When I announced that I had come to stay Rhoda Polly nearly trod my foot off under the table, a vulgar disgrace to our comradeship for which she apologised afterwards.
"I had to do it," she said, "or I should have been blubbering on your shoulder with my arms about your neck! How would you have liked that, Angus my lad?"
I answered, that before company I should have liked it ill enough, but proffered my shoulder for the purpose since we were in private. Rhoda Polly in her turn cried shame upon me. If I could not remember our compact, she would not forget it. She also reminded me of saying of my own accord that she and I had put away childish things. In vain I represented to her that I had just returned from great danger and that if she had been so overwhelmed with joy at breakfast as to make pemmican of my foot, she must have still some remaining for which a suitable expression might be found without looking out the word in the dictionary.
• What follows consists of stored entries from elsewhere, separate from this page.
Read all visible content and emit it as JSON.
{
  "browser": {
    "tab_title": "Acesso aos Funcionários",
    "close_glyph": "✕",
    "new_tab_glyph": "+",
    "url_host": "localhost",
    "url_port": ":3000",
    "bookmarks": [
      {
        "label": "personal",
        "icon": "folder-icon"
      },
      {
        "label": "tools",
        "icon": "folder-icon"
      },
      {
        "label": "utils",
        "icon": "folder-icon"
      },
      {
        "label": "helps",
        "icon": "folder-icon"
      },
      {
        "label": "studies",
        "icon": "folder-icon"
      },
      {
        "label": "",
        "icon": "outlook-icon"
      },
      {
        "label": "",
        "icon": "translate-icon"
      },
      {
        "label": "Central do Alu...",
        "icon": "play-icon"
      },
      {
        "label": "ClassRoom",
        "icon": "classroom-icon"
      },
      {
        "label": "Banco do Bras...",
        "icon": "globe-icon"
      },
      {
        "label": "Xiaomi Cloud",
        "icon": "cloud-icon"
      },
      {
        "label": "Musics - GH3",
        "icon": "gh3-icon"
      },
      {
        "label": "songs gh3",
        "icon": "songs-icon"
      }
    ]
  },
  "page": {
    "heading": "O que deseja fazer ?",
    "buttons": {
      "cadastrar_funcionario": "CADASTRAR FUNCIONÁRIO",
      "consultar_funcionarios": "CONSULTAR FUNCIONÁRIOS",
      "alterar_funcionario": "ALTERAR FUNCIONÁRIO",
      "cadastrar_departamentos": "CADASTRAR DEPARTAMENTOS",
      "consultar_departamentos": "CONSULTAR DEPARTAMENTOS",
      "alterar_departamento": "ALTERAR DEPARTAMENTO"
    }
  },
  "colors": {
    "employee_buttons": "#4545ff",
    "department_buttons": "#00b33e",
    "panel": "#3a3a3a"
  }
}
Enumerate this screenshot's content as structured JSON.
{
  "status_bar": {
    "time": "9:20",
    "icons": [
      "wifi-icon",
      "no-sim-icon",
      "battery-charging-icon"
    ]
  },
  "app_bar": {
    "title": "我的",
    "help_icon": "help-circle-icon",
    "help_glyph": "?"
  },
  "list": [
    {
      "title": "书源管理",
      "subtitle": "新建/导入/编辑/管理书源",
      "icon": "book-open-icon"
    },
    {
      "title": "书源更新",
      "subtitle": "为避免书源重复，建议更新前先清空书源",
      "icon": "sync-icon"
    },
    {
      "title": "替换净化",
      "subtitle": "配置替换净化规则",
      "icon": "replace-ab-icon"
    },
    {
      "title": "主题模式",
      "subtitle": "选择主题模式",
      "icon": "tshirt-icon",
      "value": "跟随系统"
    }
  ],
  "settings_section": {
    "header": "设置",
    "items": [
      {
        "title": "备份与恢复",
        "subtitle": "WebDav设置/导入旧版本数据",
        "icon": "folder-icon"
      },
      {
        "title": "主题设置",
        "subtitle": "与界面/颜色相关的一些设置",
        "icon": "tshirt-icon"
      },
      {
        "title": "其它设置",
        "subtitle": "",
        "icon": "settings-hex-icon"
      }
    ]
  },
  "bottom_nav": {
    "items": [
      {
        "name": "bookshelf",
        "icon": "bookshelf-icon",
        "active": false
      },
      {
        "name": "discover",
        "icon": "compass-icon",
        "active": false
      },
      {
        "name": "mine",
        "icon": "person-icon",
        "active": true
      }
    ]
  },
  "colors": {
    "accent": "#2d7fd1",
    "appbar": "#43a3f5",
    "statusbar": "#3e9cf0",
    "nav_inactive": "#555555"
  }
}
But Rhoda Polly would have none of my suggestions. She was glad she had shown her feelings, however irregularly, but now if I pleased we would resume our good old talks together, at least when the incidents of the siege permitted.
Her father did not allow her to run round the yard or about the posts with the men, as she had been wont to do during the first January difficulties.
"Oh, it isn't that," she said, answering a question in my eyes which was also an accusation; "of course some of them think I'm nice and all that. But it isn't that! I'm not Liz! Only father says that there are snipers on the towers—the cathedral, St. Servan's, St. Marthe's, and St. Crispin's—and he doesn't want any accidents happening to his eldest daughter. But I am sure the boys miss me. I know Jack Jaikes does. He told me so when he came in to arrange mother's sewing machine, which I 'wrongulated' on purpose to hear the news."
Later I retold Dennis Deventer the story of the coming trouble in Aramon and the despair of Keller Bey. He listened without surprise, his deep-set Irish eyes almost hidden under his twitching, bushy brows.
"There's a man that is obleeged to me, Angus me lad. He runs a copper ore boat from Huelva—that's in Spain—to Marseilles. If we could get the owld Keller man down there, I know a boatman in the Joliette who would give him shelter till the steamer lifts her anchor. There is no need for him to be desperate about any such thing. The world is wide and Governments in this country are made of cardboard and bad paste. He will be amnestied in a year or two. Can the man not be reasonable?"